Artemisia lavora su un'altra rappresentazione di Giuditta: la sua "Giuditta e la domestica con la testa di Oloferne", è un esempio raffinato dello stile barocco caravaggesco sul quale sta lavorando.
 Il quadro "Giuseppe e la moglie di Putipharre" è pure dipinto durante questo periodo, particolarmente produttivo e pieno di soddisfazioni. 
 Una delle opere più conosciute e raffinate viene realizzata in questi anni: "L'Autoritratto dell'allegoria della pittura", nel quale dimostra la padronanza con la tempera ad olio ritraendo sé stessa nell'atto di dipingere, circondata dagli strumenti della pittura; un autoritratto abbastanza insolito per i suoi tempi; l'opera sarà acquistata da Re Carlo d'Inghilterra tra il 1639 e il 1649 ed entra a far parte della Royal Collection.

Dalle documentazioni del tempo sappiamo che Artemisia , come Caravaggio, soggiorna a Napoli tra l'agosto del 1630 e il novembre del 1637, una città che in quei tempi ha sete di opere d'arte. 
 Qui Artemisia nel 1630 incontra Velázquez ed entrambi lavoreranno per la regina Maria d'Austria. Lo stesso anno Artemisia completa una grande tela d'altare che ha come tema l'Annunciazione
 Nel 1638 Artemisia soggiorna a corte dei Re Carlo I e della regina Henrietta Maria; il re è un collezionista d'arte che ha già raccolto una sorprendente quantità di opere d'arte tra cui alcuni capolavori di Tiziano, Raffaello, Mantegna, Correggio, Caravaggio e di altri artisti del Rinascimento.

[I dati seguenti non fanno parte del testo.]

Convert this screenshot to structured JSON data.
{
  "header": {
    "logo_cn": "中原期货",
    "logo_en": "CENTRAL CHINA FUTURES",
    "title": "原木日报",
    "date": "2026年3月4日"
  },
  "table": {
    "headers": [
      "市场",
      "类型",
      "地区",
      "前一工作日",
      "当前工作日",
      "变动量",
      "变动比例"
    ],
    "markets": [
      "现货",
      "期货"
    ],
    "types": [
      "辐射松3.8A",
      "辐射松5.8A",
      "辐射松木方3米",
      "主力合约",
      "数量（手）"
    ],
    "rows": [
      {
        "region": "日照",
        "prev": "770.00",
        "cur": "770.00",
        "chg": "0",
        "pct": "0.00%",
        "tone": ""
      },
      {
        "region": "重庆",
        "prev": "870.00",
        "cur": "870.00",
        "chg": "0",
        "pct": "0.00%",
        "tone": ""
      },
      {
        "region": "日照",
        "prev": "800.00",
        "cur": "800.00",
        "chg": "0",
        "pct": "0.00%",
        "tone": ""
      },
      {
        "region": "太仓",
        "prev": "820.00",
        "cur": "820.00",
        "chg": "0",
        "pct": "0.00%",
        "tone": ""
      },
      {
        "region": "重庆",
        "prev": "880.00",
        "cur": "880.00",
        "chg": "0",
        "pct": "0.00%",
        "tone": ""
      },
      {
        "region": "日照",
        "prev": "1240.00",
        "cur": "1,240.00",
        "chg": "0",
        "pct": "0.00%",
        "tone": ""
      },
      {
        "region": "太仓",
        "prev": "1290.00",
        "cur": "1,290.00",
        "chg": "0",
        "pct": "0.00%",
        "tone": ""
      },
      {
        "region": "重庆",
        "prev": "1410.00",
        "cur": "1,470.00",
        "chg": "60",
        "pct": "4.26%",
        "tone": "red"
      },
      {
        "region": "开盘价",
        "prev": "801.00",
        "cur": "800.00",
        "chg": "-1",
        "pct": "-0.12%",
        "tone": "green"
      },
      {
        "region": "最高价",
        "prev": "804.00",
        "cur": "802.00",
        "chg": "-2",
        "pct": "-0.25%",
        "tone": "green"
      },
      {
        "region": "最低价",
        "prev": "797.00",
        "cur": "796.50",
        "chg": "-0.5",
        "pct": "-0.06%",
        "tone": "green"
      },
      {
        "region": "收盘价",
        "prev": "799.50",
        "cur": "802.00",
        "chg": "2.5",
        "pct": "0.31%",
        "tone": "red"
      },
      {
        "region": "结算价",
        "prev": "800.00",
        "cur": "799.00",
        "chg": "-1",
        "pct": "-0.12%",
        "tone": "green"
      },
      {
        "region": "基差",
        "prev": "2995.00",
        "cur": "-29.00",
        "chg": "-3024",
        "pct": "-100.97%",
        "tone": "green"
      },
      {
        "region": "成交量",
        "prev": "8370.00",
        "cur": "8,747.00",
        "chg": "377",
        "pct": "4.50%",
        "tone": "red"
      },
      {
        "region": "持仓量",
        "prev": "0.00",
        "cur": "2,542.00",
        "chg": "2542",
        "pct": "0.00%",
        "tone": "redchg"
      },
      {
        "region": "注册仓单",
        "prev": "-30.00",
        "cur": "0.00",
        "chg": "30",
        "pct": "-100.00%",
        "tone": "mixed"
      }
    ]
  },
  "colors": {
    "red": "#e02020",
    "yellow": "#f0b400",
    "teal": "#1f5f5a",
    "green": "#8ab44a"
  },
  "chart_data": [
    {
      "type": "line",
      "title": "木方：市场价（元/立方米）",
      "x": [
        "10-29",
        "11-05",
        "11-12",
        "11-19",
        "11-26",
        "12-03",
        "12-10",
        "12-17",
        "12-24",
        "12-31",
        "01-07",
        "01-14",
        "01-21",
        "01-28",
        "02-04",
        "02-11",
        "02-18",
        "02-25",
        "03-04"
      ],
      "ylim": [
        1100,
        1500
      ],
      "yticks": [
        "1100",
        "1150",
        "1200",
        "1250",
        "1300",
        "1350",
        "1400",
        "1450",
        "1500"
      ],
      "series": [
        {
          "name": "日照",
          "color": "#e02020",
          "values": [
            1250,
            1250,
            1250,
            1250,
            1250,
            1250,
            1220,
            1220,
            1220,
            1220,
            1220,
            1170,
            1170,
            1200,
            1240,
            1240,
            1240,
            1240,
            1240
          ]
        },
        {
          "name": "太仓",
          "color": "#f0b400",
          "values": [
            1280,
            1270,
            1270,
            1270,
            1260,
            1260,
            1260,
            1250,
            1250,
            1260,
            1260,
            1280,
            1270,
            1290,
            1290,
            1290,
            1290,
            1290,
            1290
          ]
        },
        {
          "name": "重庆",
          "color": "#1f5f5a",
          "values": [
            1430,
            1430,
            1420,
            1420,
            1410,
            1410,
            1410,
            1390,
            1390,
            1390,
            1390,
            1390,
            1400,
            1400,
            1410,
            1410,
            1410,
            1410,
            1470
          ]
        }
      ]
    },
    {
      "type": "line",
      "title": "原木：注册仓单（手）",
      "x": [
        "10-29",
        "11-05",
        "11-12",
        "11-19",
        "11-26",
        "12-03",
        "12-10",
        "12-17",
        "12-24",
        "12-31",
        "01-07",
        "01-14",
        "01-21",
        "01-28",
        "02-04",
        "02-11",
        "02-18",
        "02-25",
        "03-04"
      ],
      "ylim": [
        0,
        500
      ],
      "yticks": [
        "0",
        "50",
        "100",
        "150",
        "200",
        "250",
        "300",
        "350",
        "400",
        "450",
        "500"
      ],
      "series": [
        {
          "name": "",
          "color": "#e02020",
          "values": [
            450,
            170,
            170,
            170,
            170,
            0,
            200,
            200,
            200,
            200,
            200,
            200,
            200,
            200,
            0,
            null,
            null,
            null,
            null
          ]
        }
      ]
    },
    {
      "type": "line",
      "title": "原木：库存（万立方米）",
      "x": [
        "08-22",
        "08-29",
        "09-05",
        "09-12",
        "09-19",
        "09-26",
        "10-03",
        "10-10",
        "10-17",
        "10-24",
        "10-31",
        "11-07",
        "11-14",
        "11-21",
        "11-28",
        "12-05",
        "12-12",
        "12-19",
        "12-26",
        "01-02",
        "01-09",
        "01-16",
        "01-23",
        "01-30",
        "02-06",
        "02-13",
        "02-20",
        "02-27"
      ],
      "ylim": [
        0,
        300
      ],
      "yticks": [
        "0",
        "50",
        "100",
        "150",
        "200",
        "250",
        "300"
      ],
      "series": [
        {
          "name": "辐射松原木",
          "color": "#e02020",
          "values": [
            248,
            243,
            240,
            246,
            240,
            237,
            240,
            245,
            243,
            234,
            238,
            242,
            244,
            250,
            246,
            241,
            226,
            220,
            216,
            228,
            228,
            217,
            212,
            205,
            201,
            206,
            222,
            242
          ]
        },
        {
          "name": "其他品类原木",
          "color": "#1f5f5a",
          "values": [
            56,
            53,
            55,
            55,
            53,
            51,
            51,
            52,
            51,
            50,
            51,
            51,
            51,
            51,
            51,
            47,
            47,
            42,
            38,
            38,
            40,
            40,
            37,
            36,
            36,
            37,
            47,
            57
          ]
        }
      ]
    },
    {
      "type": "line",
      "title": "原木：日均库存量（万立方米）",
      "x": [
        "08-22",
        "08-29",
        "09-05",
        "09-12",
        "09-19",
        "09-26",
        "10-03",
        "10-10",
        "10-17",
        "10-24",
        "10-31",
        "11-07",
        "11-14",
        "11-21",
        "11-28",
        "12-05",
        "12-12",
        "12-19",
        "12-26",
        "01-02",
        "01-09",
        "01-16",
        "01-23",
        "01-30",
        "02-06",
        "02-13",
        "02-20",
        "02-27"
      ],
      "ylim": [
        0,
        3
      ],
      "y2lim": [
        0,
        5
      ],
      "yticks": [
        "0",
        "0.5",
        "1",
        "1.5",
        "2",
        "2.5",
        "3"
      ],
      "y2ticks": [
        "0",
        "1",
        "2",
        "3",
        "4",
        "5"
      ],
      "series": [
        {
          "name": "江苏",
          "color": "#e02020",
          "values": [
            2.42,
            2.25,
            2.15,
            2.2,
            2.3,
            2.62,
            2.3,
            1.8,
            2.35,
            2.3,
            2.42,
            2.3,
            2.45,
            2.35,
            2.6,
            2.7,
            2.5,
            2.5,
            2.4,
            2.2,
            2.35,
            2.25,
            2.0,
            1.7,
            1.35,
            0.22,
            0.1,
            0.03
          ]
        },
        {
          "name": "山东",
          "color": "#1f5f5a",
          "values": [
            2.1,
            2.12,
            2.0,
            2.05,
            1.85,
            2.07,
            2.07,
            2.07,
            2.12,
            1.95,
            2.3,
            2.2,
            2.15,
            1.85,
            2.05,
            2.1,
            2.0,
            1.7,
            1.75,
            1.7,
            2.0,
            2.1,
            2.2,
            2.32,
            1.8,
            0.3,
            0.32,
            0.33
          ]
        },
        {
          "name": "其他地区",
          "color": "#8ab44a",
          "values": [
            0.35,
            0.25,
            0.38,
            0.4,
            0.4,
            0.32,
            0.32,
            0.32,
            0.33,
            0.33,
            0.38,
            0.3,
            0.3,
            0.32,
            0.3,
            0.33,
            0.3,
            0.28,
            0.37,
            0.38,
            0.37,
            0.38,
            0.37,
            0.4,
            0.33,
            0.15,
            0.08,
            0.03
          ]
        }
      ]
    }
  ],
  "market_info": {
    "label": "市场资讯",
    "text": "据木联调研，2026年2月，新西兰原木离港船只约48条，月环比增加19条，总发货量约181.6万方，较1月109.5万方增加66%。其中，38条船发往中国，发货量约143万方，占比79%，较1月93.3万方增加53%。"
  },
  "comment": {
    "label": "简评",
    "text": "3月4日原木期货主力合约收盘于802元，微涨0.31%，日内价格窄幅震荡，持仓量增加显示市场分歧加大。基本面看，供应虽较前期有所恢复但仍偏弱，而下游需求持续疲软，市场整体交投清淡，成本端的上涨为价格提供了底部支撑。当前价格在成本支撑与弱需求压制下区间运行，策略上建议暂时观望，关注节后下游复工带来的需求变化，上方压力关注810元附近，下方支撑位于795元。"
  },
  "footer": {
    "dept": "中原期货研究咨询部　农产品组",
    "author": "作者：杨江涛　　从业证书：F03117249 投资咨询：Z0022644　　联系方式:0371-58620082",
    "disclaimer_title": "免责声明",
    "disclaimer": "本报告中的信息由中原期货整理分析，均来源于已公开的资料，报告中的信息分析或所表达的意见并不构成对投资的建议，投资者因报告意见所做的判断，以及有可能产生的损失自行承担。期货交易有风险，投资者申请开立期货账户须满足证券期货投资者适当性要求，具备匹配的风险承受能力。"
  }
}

 La Gentileschi rimane a corte per quasi tre anni ed in questa circostanza lavora ancora con suo padre, che è arrivato in Inghilterra nel 1626 con l'incarico di affrescare il soffitto della Queen's House a Greenwich, ora Marlborough House, che ha come tema "L'allegoria della Pace e delle Arti sotto la Corona Inglese". Orazio Gentileschi muore il 7 febbraio del 1639 e Artemisia così tra il 1640 e il 1641 torna a Napoli, dove rimane per il resto della sua vita. 
 Quest'ultimo periodo è caratterizzato dal lavoro per conto di Don Antonio Rufo di Sicilia; Artemisia completa "David e Betsabea" e "Lot e le sue figlie". Una delle sue ultime opere famose è la sua prima eroina femminile, "Lucrezia", personaggio nel quale Artemisia si identifica: una donna forte, abile e indipendente.
 Artemisia Gentileschi muore nel 1653 e, nonostante la sua arte e la sua importanza, i critici d'arte non hanno perso troppo tempo: su di lei non è stato scritto molto. 
 Ciò che rimane della sua vita e della sua esperienza artistica sono 34 dipinti e 28 lettere.